To calibrate the visco-hyperelastic material, the viscous properties of the Generalized Maxwell model were initially determined using the mean normalized relaxation curve obtained from the relaxation part of the experiments, as presented in Fig. 2b. In the calibration process, only the relaxation of the tissue was considered, not including the cyclic loading procedure performed prior to the stress-relaxation test. Normalization ensures that stress-relaxation is expressed as a percentage, independent of the absolute values and the hyperelastic parameters, which are unknown at this stage. The normalization was performed by dividing each data point by the maximum value of the relaxation curve.
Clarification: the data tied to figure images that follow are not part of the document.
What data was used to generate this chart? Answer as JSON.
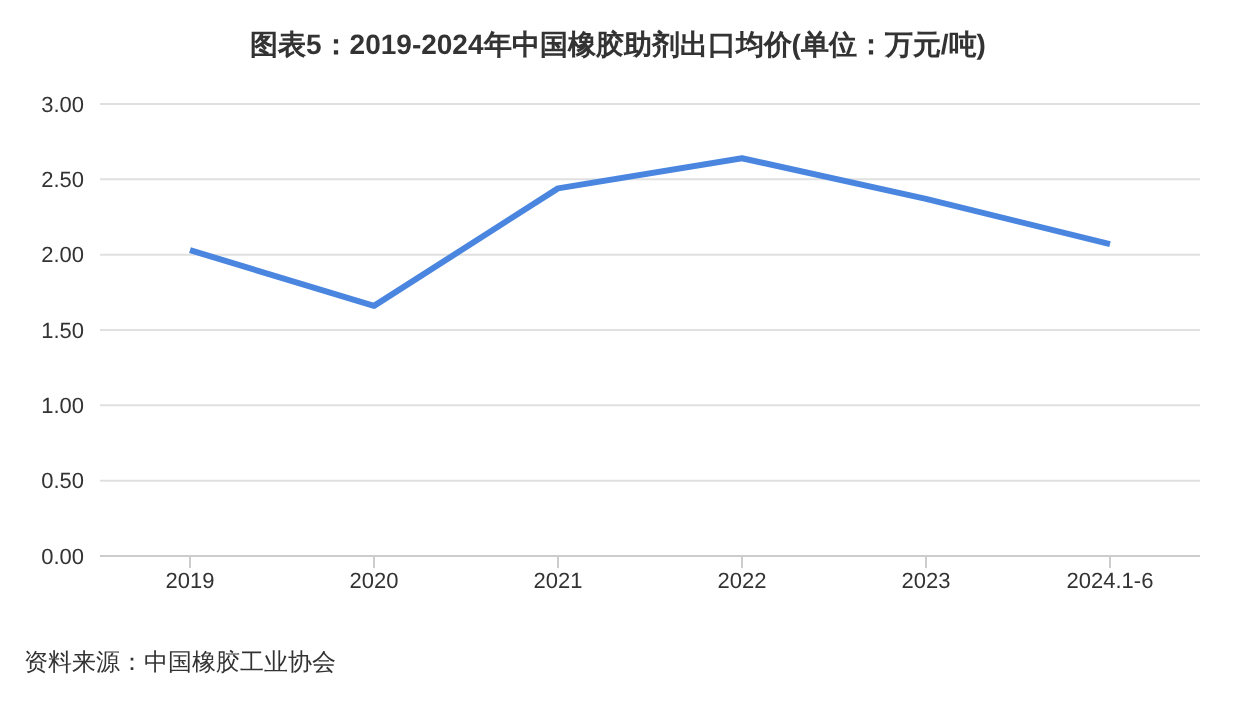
{
  "chart_data": {
    "type": "line",
    "title": "图表5：2019-2024年中国橡胶助剂出口均价(单位：万元/吨)",
    "categories": [
      "2019",
      "2020",
      "2021",
      "2022",
      "2023",
      "2024.1-6"
    ],
    "series": [
      {
        "color": "#4a86e0",
        "values": [
          2.03,
          1.66,
          2.44,
          2.64,
          2.37,
          2.07
        ]
      }
    ],
    "ylim": [
      0,
      3
    ],
    "yticks": [
      {
        "value": 0,
        "label": "0.00"
      },
      {
        "value": 0.5,
        "label": "0.50"
      },
      {
        "value": 1,
        "label": "1.00"
      },
      {
        "value": 1.5,
        "label": "1.50"
      },
      {
        "value": 2,
        "label": "2.00"
      },
      {
        "value": 2.5,
        "label": "2.50"
      },
      {
        "value": 3,
        "label": "3.00"
      }
    ],
    "grid": "y",
    "marker": "none",
    "line_style": "solid",
    "annotations": [
      "资料来源：中国橡胶工业协会"
    ]
  }
}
Once the viscous parameters were successfully determined, the next step involved calibrating the hyperelastic properties. This was done by comparing the model’s predictions with the absolute values obtained from the Cauchy stress – stretch experimental data (Fig. 3). By fitting the model to the mean of the experimental curves, the hyperelastic parameters were determined, completing the material calibration process.